Poland to set up reception centres for fleeing Ukrainian refugees
String of centres along the border to offer meals and medical care, as well a place to rest and receive information.
Poland says it will open nine reception centres along its 535-kilometre (332-mile) long border with Ukraine, as it expects an influx of refugees in the wake of Russia’s attack on its neighbour.
The announcement on Thursday came as the United Nations warned that Russia’s invasion of Ukraine would have “devastating” humanitarian consequences and called on neighbouring countries to keep borders open to those fleeing the violence.
“There will certainly be a wave of refugees arriving in our country,” Poland’s Interior Minister Mariusz Kaminski told journalists.
He said Poland would take in “as many as there will be at our borders”.
The reception centres would offer meals and medical care, as well as a place to rest and receive information.
People arrive by train from Kharkiv, in the east of Ukraine, to Przemysl, Poland [Maciek Luczniewski/AP Photo]
The head of the Polish border guard, Tomasz Praga, said on Thursday there had been an “increase” in the number of people seeking to cross the Poland-Ukraine border in both directions, but added the situation was stable.
Some 29,000 people had crossed the border in both directions during the past 24 hours, including 15,000 coming to Poland, Praga said earlier in the day.
On Thursday afternoon, a scheduled train from Kharkiv in eastern Ukraine arrived in the Polish town of Przemysl, near Ukraine’s western border, carrying a few hundred passengers.
The passengers of various ages, arriving with bags and backpacks, told The Associated Press news agency they were fleeing war. Some live in Poland and were returning urgently from visits to their homeland.
At the Dorohusk border crossing in eastern Poland, journalists saw cars with Ukrainian flags on their dashboards entering the EU country. One woman with a young child in the passenger seat drove by with one hand on the steering wheel and the other wiping away tears from her face, the AFP news agency reported.
Next to a small shop, people with plastic bags stood waiting for transport back to Ukraine, saying they wanted to return to support their families.
People line up at a customs clearance centre in Przemysl after arriving by train from Ukraine [Kacper Pempel/Reuters]
Meanwhile, Polish Prime Minister Mateusz Morawiecki said Russian President Vladimir Putin was destabilising the whole of Europe with his decision to invade Ukraine, adding the European Union should be united around “massive sanctions” targeting Putin and Russia.
“We have to stop him. How can we stop him? We have to be united around sanctions,” Morawiecki told reporters as he arrived at an emergency meeting of EU leaders.
“I believe we have to really act in a very decisive way … we cannot allow Putin to cross another Rubicon,” he said.

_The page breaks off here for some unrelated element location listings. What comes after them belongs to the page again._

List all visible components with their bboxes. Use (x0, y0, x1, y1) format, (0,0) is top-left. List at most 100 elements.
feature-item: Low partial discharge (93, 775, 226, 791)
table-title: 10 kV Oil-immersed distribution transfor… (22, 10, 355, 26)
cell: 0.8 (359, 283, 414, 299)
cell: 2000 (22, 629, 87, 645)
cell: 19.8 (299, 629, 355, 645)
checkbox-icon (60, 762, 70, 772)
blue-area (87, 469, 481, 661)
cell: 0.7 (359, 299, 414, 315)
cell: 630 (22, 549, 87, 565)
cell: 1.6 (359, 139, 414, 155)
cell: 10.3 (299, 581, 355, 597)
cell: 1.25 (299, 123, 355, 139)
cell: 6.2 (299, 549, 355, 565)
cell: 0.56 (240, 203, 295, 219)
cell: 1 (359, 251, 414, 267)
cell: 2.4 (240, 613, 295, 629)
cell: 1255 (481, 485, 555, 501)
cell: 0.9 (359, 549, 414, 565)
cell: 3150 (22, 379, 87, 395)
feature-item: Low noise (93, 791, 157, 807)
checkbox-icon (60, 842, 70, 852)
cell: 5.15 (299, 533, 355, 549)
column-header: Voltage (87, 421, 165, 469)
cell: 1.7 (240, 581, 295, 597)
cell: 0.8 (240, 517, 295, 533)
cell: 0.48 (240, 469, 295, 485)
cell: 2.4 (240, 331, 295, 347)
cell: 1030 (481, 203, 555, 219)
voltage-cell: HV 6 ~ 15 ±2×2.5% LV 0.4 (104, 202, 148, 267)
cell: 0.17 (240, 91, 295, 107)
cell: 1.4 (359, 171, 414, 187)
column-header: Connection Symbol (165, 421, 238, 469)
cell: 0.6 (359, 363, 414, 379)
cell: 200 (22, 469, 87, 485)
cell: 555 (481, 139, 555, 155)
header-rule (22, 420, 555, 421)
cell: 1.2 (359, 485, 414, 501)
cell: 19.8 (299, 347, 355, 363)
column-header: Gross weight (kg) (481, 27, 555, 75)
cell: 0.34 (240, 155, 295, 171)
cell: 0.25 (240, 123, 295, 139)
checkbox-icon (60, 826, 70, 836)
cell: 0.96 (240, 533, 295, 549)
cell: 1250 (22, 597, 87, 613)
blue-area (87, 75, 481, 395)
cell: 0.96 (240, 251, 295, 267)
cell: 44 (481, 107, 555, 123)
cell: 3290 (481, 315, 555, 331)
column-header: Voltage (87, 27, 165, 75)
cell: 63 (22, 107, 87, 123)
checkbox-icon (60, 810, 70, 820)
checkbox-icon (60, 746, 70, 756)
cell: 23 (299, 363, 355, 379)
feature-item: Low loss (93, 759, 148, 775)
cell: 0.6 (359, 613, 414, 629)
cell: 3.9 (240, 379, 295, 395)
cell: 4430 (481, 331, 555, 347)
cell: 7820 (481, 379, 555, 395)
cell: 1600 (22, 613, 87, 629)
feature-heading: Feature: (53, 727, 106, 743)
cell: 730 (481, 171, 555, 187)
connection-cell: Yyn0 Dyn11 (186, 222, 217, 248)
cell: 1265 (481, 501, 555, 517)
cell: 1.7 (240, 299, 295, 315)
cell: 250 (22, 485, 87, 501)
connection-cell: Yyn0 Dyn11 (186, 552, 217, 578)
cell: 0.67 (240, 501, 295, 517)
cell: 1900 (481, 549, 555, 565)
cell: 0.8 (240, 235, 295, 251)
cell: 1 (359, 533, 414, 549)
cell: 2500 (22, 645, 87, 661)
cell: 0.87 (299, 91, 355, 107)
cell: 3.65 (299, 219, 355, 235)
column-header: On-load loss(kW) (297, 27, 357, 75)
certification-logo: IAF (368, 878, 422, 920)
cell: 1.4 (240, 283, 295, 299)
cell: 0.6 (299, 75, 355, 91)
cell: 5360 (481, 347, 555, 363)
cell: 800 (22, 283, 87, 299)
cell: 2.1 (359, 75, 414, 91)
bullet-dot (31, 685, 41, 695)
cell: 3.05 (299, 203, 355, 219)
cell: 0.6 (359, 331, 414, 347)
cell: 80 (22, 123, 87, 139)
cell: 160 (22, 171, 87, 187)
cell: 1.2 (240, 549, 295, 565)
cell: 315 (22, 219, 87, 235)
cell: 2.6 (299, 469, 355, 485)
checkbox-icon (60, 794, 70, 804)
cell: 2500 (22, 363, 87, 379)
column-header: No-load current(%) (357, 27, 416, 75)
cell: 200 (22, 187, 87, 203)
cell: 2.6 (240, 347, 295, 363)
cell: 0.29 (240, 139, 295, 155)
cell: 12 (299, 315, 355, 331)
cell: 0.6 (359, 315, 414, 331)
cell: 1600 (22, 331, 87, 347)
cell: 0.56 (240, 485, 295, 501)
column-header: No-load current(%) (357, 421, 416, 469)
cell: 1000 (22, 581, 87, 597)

In an early morning address, Putin said he had ordered “a special military operation” to protect people, including Russian citizens, subjected to “genocide” in Ukraine – an accusation the West calls baseless propaganda.
“And for this we will strive for the demilitarisation and denazification of Ukraine,” Putin said.
After referring earlier in his speech to Russia’s powerful nuclear arsenal, he also warned: “Whoever tries to hinder us … should know that Russia’s response will be immediate. And it will lead you to such consequences that you have never encountered in your history.”